Social conditions
More than 70 percent of the Afghan population belongs to a traditional type of society, where the conditions and norms of peasant and nomadic communities are crucial. The power holders are landowners, clan leaders and mules – who, however, have never developed into a total upper class. In the traditional society, for example, the medical tradition according to Islamic tradition was based on alms, and the schooling that took place was mainly conducted by the mulls. Visit AbbreviationFinder to see the definitions of AFG and acronym for Afghanistan.
In connection with the reform and modernization programs implemented in Afghanistan during the decades before the Soviet invasion of 1979, a new, small but urban and politically influential social sector emerged. Dominant occupational groups were technicians, engineers, economists, trained workers, teachers and students. It is mainly from these groups that demands for social and democratic reforms have come. Several reforms have also been implemented; For example, responsibility for health care and teaching has increasingly been taken over by the authorities. In practice, however, the reforms were of little importance for the majority of the population for a long time. The war in the 1980s meant that social reform programs stopped. Check to see Afghanistan population.
Economy
Inflation rate | 5.00% |
Unemployment rate | 23.9% |
Gross domestic product (GDP) | $ 69,450,000,000 |
GDP growth rate | 2.70% |
GDP per capita | 2,000 USD |
GDP by sector | |
Agriculture | 23.00% |
Industry | 21.10% |
Service | 55.90% |
State budget | |
Revenue | 269 million |
Expenditure | 561 million |
Proportion of the population below the national poverty line | 36% |
Distribution of household income | |
Top 10% | 24 |
Lower 10% | 3.8 |
Industrial production growth rate | 2.40% |
Investment volume | |
National debt | 7.00% of GDP |
Foreign exchange reserves | $ 6,477,000,000 |
Tourism | |
Number of visitors | |
Revenue | $ 91,000,000 |
The fundamentalist Taliban’s takeover of power in 1996 meant, among other things, that women were forced to wear veil and that girls’ schooling was restricted in accordance with traditional Islamic injunctions. The change was greatest in the cities, where women in the previous decades have taken a greater part in social life.
In health care, several projects were started during the 1960s and 1970s, including in collaboration with the World Health Organization (WHO) and UNICEF. However, the country has one of the world’s highest infant mortality rates – approximately 71 of 1,000 live births (2013) – and a very high maternal mortality rate. In 2010, approximately 0.5 percent of pregnant women are estimated to have died during pregnancy or in connection with childbirth. The figures reflect women’s difficult living conditions in Afghanistan. At least 60 percent are illiterate (at least 90 percent in rural areas).
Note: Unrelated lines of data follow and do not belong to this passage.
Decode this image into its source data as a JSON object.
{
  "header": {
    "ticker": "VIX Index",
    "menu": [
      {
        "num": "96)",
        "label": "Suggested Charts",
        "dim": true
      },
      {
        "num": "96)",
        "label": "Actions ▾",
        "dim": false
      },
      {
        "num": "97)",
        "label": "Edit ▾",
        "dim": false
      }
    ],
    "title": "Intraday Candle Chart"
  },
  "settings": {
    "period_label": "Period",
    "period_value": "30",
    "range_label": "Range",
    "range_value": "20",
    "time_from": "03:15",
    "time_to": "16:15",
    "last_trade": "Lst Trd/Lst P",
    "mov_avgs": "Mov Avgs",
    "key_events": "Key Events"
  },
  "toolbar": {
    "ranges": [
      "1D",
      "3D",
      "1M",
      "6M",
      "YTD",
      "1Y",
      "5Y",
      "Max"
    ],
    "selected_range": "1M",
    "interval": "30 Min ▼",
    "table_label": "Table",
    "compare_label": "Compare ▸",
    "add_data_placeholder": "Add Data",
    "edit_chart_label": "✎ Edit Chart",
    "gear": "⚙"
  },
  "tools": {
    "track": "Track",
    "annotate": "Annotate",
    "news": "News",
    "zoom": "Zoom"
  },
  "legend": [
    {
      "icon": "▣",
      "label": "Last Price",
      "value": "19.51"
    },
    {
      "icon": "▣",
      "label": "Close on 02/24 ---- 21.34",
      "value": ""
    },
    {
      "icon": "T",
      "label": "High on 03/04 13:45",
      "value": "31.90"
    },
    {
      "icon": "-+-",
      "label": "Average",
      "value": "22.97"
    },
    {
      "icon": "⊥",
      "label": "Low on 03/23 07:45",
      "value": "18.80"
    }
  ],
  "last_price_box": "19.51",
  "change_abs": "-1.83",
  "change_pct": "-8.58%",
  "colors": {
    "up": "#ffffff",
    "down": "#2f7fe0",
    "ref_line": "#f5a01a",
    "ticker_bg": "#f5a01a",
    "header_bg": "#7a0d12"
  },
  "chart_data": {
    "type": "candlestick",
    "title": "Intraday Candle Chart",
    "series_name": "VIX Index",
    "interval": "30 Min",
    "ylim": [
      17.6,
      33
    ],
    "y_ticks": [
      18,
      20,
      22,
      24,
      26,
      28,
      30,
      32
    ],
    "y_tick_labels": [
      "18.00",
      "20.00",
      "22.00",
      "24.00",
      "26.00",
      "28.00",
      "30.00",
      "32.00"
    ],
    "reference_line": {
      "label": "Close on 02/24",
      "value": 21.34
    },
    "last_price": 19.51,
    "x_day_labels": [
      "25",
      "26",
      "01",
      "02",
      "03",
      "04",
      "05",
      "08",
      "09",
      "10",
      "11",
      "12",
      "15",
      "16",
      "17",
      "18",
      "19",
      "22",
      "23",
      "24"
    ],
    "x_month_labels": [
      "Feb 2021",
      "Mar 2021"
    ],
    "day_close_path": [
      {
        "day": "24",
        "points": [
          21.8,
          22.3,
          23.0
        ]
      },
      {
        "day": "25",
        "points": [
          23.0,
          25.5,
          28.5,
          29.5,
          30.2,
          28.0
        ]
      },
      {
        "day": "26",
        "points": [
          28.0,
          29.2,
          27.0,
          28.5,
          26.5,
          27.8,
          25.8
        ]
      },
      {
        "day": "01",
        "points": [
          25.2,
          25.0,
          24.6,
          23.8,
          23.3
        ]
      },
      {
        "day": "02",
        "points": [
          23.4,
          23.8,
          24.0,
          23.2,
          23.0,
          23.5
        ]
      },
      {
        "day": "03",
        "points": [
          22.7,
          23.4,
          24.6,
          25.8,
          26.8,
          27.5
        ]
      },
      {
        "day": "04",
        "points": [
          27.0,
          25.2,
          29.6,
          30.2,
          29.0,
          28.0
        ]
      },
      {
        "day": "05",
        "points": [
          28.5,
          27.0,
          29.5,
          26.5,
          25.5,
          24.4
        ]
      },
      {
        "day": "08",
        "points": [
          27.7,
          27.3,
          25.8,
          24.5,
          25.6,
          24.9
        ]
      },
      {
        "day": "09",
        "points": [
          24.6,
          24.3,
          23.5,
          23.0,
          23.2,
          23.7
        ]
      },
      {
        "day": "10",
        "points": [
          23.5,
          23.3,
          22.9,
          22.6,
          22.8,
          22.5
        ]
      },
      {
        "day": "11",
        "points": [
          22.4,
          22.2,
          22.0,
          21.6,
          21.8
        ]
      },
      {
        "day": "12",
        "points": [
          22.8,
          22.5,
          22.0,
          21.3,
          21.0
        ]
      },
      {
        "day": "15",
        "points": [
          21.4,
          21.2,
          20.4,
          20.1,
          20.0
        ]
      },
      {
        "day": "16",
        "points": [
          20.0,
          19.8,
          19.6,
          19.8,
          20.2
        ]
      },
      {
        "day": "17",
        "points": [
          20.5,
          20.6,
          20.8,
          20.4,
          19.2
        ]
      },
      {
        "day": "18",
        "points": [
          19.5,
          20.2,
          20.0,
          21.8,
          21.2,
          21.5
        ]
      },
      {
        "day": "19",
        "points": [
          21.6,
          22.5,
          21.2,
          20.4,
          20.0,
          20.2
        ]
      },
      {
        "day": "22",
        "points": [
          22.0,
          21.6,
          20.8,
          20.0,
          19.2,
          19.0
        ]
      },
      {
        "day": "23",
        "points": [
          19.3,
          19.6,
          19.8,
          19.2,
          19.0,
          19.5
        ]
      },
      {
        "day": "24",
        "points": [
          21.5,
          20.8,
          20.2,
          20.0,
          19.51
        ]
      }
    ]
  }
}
In 2019, the World Bank noted that poverty increased. It was estimated to be at a level comparable to the conditions at the end of the Taliban regime in 2001, but with significantly larger income gaps. More than half of the population was estimated to live below the poverty line.
Alongside the ongoing civil war, poverty is a major cause of escape. UNHCR in 2019 estimated the number of Afghan refugees in the world to be around 2.5 million. Most of them are in neighboring countries, but a small part have made their way to Europe, often during major hardships on deadly roads. In 2015, Afghans have been one of the largest groups of asylum seekers in Sweden since 2015; Among unaccompanied youth, the group of Afghan boys is by far the largest. In addition to those seeking asylum abroad, there are hundreds of thousands of internally displaced people who have been forced away from their homes and end up in camps within the country’s borders. There, conditions are often difficult with limited access to education and health care.
The most common diseases are intestinal infections and tuberculosis. Malaria has been combated with some success during the 2000s, but is still a major problem in parts of the country. Also, eye disease trachoma is common, and Afghanistan is one of the few countries where polio is still spreading, although the number of new cases has fallen sharply since 1997.
In the early 1990s, there were approximately 7,000 hospital beds and 2,200 doctors in Afghanistan, the vast majority in Kabul. The war in Afghanistan during the 1980s and 1990s devastated much of the health care organization in the country. Some aid organizations, including the Swedish Afghanistan Committee, still managed to carry on some health care activities and, due to the state’s limited resources, continued to do so during the 2000s.